Leaving Lyndow isn't meant to compete with the likes of Call of Duty or Mass Effect, sure, but it's also unique among smaller games, too. There's no major conflict between characters (beyond the tension between Clara and her disapproving uncle) and no simple conclusion to its narrative arc. Leaving Lyndow is concerned instead with portraying the particular melancholy of saying goodbye as we prepare to fulfill a lifelong dream. It wants only to capture a feeling—to create a vignette that is likely to resound with anyone who has experienced a departure like its protagonist is about to make.
There's a sadness to the game, but in just half an hour it manages to complicate this feeling by acknowledging that leaving one part of our life behind for a new one brings with it an innate sense of hope. The soundtrack switches from a lone, melancholy flute to a lush orchestral arrangement in a major scale to push this impression forward.
One scene shows Clara daydreaming of her late father's death at sea, the player slowly walking along its bottom, toward a shipwreck. But another sees her arriving at a dockyard where the towering vessel she's about to board floats in front of a wide-open body of water so vast it seems to embody the idea of possibility itself.

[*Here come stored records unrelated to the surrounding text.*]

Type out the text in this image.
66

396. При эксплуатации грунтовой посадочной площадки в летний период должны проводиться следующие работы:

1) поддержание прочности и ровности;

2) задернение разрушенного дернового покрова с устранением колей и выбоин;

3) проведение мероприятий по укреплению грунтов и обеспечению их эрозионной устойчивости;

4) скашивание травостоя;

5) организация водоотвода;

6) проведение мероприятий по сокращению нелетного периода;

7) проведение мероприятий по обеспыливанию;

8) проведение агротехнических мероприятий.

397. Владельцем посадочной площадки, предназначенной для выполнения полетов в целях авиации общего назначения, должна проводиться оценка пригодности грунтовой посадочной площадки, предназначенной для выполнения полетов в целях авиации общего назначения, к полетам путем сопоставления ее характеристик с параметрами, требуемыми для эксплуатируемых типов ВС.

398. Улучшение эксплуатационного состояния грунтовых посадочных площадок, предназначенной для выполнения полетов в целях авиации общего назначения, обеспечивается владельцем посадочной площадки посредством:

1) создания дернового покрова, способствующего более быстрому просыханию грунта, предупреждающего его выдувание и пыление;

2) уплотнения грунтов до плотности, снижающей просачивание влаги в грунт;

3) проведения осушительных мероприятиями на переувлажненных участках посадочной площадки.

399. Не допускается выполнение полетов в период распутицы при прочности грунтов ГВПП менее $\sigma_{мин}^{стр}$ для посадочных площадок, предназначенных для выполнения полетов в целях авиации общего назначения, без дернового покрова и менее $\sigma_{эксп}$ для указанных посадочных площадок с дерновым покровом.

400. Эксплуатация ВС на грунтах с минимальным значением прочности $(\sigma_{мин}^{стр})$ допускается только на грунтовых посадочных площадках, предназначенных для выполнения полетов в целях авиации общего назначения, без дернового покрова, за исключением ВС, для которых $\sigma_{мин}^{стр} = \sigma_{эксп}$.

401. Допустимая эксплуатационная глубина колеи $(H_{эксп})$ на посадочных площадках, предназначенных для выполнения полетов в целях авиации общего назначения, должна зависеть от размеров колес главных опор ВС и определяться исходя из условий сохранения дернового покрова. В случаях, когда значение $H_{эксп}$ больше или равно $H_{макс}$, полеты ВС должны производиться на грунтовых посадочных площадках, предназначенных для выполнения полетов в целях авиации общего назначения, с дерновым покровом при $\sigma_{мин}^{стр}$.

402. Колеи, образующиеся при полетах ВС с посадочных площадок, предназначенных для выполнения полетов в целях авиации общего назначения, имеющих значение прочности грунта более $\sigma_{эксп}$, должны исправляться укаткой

Leaving Lyndow serves as prologue to an upcoming, presumably much larger game called Eastshade. In many ways, it's easier for an introductory work to resist the desire for grandiosity than something that has to speak entirely for itself. Still, it works perfectly well as a self-contained story—a quiet, reflective piece about what's left behind in the process of setting out for adventure. It shows, regardless of its follow-up, that games are perfectly suited as a medium for approaching a single, specific emotion or sensation without greater dramatic elaboration.
This is a welcome example. Audiences have guided characters through the excitement of exploring new worlds and risking death at every turn countless times in video games. Leaving Lyndow furthers the argument that other kinds of stories are possible—that there's as much value in capturing life's quiet moments as its most exciting ones.